Automatic Train Control Installed on Toronto Transit Line 1

The Toronto Transit Commission (TTC) has announced that automatic train control (ATC) signalling is now operational on Line 1 of the city’s subway network.

This upgrade aims to bring improved service and reduced operating costs.

Toronto ATC
The TTC’s modernised Automatic Train Control (ATC) signalling system is now fully operational on Line 1
Toronto Mayor John Tory said:

“Automatic Train Control is up and running on Line 1. This is a big milestone for the TTC and our efforts to modernise our current transit system. This technology will ensure subway trains can travel faster and more reliably which will result in us being able to move more people across the line as quickly and efficiently as we can.

“I want to thank commuters for their patience while we implemented this new technology and I want to applaud TTC employees for their work on completing this major project.”

Prior to this upgrade, portions of TTC’s signalling system dated back to the 1950s, when Toronto’s subway first opened. The fixed-block system required large gaps between trains as they entered and exited each block.

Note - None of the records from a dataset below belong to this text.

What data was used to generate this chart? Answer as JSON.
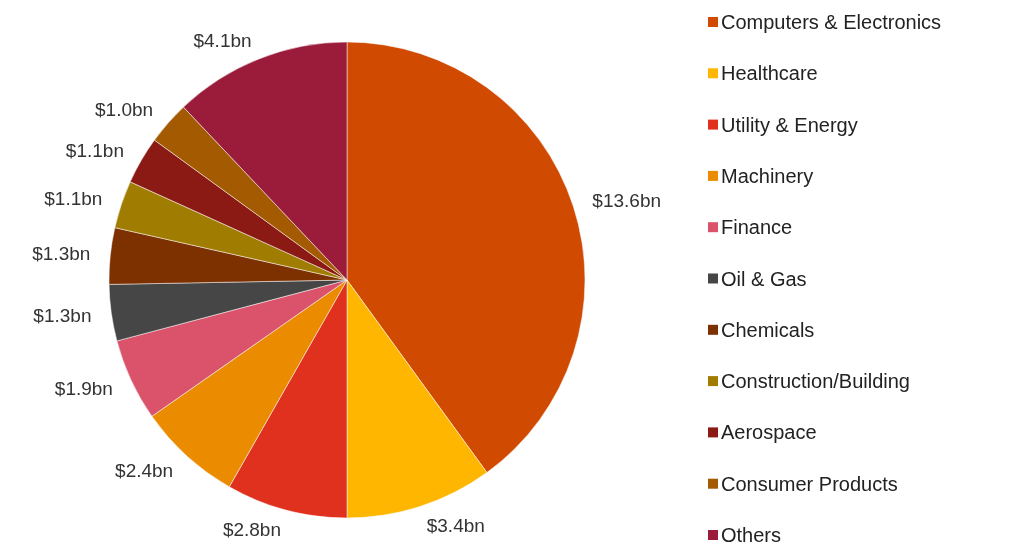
{
  "chart_data": {
    "type": "pie",
    "categories": [
      "Computers & Electronics",
      "Healthcare",
      "Utility & Energy",
      "Machinery",
      "Finance",
      "Oil & Gas",
      "Chemicals",
      "Construction/Building",
      "Aerospace",
      "Consumer Products",
      "Others"
    ],
    "values": [
      13.6,
      3.4,
      2.8,
      2.4,
      1.9,
      1.3,
      1.3,
      1.1,
      1.1,
      1.0,
      4.1
    ],
    "value_labels": [
      "$13.6bn",
      "$3.4bn",
      "$2.8bn",
      "$2.4bn",
      "$1.9bn",
      "$1.3bn",
      "$1.3bn",
      "$1.1bn",
      "$1.1bn",
      "$1.0bn",
      "$4.1bn"
    ],
    "colors": [
      "#d04a02",
      "#ffb600",
      "#e0301e",
      "#eb8c00",
      "#db536a",
      "#464646",
      "#7d3000",
      "#a07c00",
      "#8b1a14",
      "#a35a00",
      "#9b1b3b"
    ],
    "legend": "right"
  }
}
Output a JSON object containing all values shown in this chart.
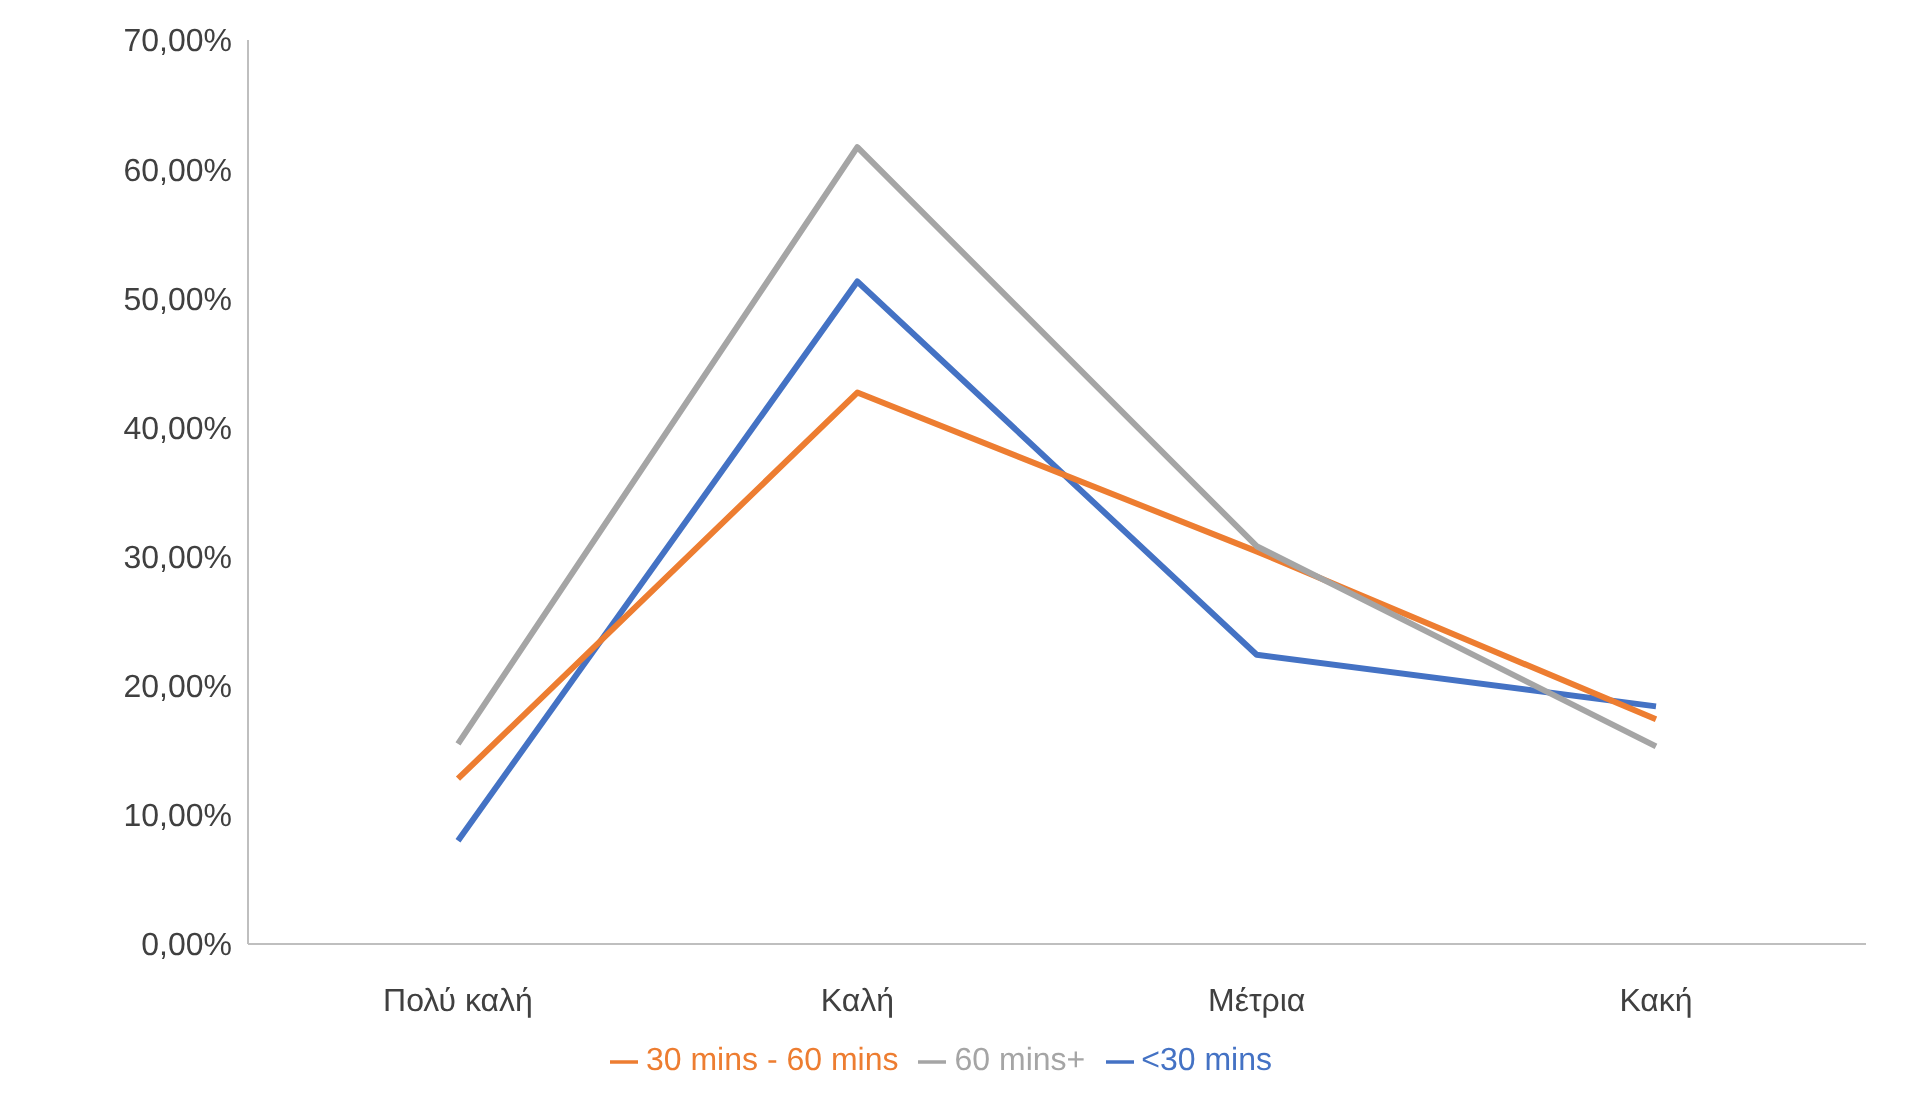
{
  "chart_data": {
    "type": "line",
    "categories": [
      "Πολύ καλή",
      "Καλή",
      "Μέτρια",
      "Κακή"
    ],
    "series": [
      {
        "name": "<30 mins",
        "color": "#4472c4",
        "values": [
          8.0,
          51.3,
          22.4,
          18.4
        ]
      },
      {
        "name": "30 mins - 60 mins",
        "color": "#ed7d31",
        "values": [
          12.8,
          42.7,
          30.4,
          17.4
        ]
      },
      {
        "name": "60 mins+",
        "color": "#a5a5a5",
        "values": [
          15.5,
          61.7,
          30.8,
          15.3
        ]
      }
    ],
    "ylim": [
      0,
      70
    ],
    "yticks": [
      {
        "value": 0,
        "label": "0,00%"
      },
      {
        "value": 10,
        "label": "10,00%"
      },
      {
        "value": 20,
        "label": "20,00%"
      },
      {
        "value": 30,
        "label": "30,00%"
      },
      {
        "value": 40,
        "label": "40,00%"
      },
      {
        "value": 50,
        "label": "50,00%"
      },
      {
        "value": 60,
        "label": "60,00%"
      },
      {
        "value": 70,
        "label": "70,00%"
      }
    ],
    "grid": false,
    "legend": "bottom",
    "marker": "none",
    "line_style": "solid"
  }
}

In contrast, ATC automatically controls train speed and separation through a digital moving-block system. This enables train location to be accurately monitored so that trains can safely operate with shorter headways.

Toronto ATC
ATC will bring improved service and reduced operating costs

Thanks to this upgrade, TTC will now be able to run more frequent and reliable services with fewer signal-related delays.

The installation of ATC will also allow trains to use electricity more efficiently, leading to lower operating costs.

In addition, it will create more service flexibility if there is an issue on the line, as additional turn-back locations are now available.

TTC CEO Rick Leary said:

“The completion of ATC installation on Line 1 is a major accomplishment for us, and will have significant benefits for our customers. This system will improve existing service, and ensure that we can accommodate expected additional transit growth.”

The project was completed on schedule in line with the updated plan approved by the TTC’s Board in April 2019.

Construction involved special track work in the tunnels and installation of thousands of pieces of trackside signalling and radio equipment, including two thousand beacons, two hundred and fifty-six signals, and more than one million feet of cable.